CALVARY Temple's next action was to start a football program. It hired the controversial Booker Guyton as its first head coach.

Guyton came to Calvary from Brookside Christian of Stockton, where he built a similar small Christian school into a powerhouse despite accusations of recruiting and other section bylaw violations.

Several players from the Stockton area joined Guyton at Calvary, including former NCAA Division I players Lavelle Hawkins (Cal receiver) and Lynell Hamilton (San Diego State running back). The Warriors, playing an independent schedule consisting mainly of Oakland Athletic League opponents, went 8-1 that year. Guyton was accused of undue influence (recruiting violations) when four players followed him from Brookside Christian, but was cleared after a 9-hour hearing in March 2000.

Calvary upgraded its schedule for the 2001 season, including a game with national powerhouse De La Salle of Concord. But Guyton, and many of the Warriors' players, left soon after that.

Guyton resurfaced at Edison of Stockton, where he was found guilty of several section bylaw violations and his team was banned from the section postseason.

MEANWHILE, at Calvary, Jerry Grimshaw stepped in as the school's new coach.

"We're not really rebuilding," Grimshaw said at the time. "We're building."

His first act was to cancel the Warriors' game against De La Salle.
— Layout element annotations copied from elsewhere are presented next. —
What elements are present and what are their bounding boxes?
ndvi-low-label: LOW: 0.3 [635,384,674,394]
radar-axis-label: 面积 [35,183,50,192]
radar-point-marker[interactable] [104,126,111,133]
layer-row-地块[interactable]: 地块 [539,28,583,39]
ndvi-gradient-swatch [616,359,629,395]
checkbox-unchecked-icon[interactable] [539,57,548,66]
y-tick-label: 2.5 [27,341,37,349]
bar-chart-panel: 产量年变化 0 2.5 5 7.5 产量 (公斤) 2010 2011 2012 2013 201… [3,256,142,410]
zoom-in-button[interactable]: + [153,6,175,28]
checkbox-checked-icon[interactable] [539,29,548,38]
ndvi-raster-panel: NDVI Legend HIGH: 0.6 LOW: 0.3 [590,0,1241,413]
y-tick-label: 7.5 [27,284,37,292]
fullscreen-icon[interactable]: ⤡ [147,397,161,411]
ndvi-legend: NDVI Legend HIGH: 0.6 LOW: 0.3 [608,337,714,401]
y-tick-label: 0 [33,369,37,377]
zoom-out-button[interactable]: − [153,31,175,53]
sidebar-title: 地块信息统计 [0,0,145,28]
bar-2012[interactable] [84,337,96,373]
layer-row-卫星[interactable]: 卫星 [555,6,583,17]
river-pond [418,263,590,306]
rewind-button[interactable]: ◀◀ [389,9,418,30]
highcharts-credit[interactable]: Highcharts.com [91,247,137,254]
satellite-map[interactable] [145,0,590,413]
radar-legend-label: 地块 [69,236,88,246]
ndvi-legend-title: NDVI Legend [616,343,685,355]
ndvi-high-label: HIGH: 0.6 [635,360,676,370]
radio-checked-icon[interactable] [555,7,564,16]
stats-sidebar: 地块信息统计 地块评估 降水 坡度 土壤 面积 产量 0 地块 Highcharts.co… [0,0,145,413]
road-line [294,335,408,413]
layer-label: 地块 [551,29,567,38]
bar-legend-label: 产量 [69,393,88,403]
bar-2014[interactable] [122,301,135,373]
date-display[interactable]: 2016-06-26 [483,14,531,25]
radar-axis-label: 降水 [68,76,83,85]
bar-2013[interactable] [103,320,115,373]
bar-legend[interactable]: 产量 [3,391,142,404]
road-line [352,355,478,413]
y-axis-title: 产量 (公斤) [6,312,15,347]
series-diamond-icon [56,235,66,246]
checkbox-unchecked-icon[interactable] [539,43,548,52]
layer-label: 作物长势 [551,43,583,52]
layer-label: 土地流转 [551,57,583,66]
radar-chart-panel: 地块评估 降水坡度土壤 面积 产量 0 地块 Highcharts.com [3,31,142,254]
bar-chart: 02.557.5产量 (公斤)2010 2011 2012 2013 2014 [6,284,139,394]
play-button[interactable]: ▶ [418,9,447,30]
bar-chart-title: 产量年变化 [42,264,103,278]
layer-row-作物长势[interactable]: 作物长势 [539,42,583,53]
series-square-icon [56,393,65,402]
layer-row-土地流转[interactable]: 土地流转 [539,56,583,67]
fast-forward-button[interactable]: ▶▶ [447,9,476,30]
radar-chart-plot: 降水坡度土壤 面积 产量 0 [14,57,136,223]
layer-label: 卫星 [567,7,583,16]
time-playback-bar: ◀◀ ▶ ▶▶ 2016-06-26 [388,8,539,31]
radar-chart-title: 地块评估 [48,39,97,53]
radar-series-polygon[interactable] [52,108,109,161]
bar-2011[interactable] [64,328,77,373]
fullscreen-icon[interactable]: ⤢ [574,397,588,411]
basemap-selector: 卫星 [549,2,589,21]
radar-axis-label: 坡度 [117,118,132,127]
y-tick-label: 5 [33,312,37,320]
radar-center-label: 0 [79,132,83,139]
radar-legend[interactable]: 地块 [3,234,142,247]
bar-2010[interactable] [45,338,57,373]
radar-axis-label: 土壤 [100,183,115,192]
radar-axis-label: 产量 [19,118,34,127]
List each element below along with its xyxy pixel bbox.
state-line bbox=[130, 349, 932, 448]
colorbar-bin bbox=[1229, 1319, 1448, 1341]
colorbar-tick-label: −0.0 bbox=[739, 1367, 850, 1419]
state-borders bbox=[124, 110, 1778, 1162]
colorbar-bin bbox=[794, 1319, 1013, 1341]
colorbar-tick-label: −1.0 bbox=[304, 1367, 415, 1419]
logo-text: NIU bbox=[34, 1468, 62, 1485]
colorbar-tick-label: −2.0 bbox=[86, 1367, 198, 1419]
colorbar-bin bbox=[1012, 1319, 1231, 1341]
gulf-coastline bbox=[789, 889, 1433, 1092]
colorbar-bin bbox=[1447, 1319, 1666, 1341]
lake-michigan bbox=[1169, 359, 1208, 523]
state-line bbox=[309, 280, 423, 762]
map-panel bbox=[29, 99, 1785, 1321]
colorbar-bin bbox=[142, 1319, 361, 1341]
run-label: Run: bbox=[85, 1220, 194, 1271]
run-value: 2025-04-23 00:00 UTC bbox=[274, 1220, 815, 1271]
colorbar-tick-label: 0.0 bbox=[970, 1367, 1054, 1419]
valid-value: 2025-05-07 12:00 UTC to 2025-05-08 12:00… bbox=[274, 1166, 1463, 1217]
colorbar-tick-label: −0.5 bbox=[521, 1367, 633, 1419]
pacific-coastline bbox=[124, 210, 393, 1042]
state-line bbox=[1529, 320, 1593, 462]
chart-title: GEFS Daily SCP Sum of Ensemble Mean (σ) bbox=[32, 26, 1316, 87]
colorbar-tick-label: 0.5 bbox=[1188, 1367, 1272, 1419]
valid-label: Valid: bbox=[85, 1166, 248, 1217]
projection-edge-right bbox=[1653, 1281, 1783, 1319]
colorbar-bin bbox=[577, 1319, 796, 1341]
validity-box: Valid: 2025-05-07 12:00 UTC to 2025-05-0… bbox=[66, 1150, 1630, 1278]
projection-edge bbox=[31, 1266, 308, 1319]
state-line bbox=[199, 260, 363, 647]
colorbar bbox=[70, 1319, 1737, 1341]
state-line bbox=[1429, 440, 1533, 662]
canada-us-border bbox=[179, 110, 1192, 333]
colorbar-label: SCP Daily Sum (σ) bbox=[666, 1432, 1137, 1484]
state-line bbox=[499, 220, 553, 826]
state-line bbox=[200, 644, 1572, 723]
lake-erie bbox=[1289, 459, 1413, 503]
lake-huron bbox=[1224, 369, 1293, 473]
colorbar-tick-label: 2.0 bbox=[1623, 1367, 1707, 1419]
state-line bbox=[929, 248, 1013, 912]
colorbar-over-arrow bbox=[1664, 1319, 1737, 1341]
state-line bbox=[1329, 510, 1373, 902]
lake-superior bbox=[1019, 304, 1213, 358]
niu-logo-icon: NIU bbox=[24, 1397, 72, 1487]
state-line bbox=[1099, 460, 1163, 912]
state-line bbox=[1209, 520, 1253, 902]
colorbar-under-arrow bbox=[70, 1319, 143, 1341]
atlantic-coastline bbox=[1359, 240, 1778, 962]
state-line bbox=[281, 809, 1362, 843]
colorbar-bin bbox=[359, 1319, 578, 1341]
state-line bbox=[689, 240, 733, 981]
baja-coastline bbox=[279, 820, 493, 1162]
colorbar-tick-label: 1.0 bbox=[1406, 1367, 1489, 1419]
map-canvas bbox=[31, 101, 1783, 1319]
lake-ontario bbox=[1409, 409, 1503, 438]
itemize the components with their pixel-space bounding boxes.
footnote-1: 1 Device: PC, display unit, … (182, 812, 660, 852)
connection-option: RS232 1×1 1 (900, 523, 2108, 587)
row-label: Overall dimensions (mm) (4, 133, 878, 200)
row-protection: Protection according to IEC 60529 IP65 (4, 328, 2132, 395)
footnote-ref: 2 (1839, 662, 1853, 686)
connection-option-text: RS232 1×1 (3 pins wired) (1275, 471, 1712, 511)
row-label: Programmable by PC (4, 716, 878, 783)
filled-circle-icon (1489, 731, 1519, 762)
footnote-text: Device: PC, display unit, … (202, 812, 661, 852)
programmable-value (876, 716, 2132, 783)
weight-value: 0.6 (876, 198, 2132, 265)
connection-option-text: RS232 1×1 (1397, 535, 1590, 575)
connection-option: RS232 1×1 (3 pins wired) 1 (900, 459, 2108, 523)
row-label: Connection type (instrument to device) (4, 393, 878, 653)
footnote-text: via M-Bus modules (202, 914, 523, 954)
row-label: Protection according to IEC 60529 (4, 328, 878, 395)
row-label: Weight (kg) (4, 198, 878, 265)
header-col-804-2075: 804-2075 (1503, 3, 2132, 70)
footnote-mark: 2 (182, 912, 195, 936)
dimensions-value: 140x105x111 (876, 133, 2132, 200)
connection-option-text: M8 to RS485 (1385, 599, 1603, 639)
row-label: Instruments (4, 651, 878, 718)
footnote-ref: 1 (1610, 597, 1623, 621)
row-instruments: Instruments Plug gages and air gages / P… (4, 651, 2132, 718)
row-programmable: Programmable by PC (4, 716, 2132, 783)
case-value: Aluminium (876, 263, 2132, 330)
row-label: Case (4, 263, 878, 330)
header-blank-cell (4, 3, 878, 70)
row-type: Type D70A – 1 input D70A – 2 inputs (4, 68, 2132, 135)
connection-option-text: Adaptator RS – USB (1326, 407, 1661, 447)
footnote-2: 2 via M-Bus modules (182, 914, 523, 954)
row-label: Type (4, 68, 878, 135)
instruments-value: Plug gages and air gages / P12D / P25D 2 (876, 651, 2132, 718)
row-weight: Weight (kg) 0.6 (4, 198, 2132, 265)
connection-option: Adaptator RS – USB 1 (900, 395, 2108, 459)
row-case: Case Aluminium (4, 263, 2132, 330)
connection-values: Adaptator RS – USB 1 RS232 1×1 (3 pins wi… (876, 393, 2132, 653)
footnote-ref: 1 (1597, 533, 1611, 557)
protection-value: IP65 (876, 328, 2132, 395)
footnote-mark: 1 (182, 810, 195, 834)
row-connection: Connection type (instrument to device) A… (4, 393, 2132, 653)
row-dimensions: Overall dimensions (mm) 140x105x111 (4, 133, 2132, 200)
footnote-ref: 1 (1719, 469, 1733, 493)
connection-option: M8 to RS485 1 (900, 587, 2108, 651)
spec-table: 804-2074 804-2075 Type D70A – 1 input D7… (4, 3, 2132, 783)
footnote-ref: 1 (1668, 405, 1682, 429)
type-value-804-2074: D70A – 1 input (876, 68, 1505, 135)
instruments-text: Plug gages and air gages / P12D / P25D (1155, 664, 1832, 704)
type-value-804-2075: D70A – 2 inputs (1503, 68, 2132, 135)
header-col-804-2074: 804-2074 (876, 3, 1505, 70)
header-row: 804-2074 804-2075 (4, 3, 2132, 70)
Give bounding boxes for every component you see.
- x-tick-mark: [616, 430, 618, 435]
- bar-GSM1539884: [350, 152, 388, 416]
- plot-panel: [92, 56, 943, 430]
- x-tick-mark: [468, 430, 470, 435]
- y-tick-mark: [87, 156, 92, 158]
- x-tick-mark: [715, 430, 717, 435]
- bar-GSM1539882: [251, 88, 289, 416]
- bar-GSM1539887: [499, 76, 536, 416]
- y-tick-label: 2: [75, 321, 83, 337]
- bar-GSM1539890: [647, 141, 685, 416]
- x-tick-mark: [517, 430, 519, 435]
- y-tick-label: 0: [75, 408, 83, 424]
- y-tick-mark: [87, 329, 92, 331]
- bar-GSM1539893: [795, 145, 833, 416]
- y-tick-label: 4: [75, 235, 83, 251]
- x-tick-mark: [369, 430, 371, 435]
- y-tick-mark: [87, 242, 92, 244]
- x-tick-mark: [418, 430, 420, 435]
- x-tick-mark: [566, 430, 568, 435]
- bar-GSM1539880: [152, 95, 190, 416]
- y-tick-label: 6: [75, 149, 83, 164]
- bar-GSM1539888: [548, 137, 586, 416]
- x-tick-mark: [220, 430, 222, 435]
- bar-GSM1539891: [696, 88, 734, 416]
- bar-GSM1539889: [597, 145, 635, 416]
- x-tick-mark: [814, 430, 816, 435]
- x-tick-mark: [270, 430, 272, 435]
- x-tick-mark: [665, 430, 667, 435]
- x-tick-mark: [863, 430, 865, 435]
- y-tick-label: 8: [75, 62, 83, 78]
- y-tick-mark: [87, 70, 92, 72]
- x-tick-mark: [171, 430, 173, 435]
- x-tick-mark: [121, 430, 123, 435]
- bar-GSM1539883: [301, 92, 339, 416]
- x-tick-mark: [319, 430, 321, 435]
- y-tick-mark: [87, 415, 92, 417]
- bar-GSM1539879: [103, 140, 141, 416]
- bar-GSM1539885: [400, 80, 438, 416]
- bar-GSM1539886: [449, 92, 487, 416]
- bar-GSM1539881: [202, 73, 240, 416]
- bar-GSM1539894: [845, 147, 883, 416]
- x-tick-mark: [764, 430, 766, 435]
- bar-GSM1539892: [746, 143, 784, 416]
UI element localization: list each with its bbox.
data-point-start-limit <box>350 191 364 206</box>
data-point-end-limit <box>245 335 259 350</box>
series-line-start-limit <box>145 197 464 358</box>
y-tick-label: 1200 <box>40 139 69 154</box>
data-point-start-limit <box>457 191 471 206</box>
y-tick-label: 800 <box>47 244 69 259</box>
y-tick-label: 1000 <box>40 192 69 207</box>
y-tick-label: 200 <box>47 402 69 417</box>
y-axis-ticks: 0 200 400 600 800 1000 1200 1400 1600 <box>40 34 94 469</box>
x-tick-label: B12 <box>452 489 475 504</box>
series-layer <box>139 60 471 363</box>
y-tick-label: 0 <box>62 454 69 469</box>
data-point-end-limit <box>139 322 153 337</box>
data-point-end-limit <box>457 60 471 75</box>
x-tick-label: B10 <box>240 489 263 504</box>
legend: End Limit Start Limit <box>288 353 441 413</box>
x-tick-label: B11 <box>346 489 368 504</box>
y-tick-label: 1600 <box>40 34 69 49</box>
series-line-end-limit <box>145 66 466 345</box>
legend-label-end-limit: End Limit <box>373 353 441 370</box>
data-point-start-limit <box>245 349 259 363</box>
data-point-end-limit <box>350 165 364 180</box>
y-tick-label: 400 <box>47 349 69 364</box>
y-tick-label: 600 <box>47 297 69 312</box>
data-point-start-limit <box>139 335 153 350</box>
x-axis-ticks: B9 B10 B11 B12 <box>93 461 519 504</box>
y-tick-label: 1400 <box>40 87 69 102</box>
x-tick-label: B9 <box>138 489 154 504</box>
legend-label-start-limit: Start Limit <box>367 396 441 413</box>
His second act was to install a pass-happy spread offense that made the Warriors fun to watch.

In 2002, Calvary Temple won its first nine games, setting up a 9-0 vs. 9-0 game against Central Catholic for the Southern League's Alta Division championship. It was one of only three games in the state that week featuring two 9-0 teams. The Raiders rolled past Calvary 70-7.

But Grimshaw and Calvary Temple persevered.

In 2006, the Warriors advanced to the section Division VII championship game behind junior running back Marcus Cooley and flashy freshman quarterback Isaiah Burse.

However, Burse was declared ineligible before the Warriors' title game against Vacaville Christian because, at 14, he was too young to play varsity football.

Without Burse and facing a Vacaville Christian team that defeated Calvary Temple 51-13 during the regular season, the game looked grim for the Warriors.

But Calvary Temple had another surprise left, upsetting Vacaville Christian 27-14 and becoming only the second Modesto high school to win a section football championship.

Before the 2007 season began, Grimshaw left for a new pastor's job in Yerington, Nev. Burse transferred to Modesto Christian. But the Warriors, thanks to Cooley and new coach Mike Vennard, advanced to their second consecutive section Division VII title game. They lost what would turn out to be the school's final football game.

Soon, all we'll have is memories of Calvary Temple. But those are some pretty wild memories.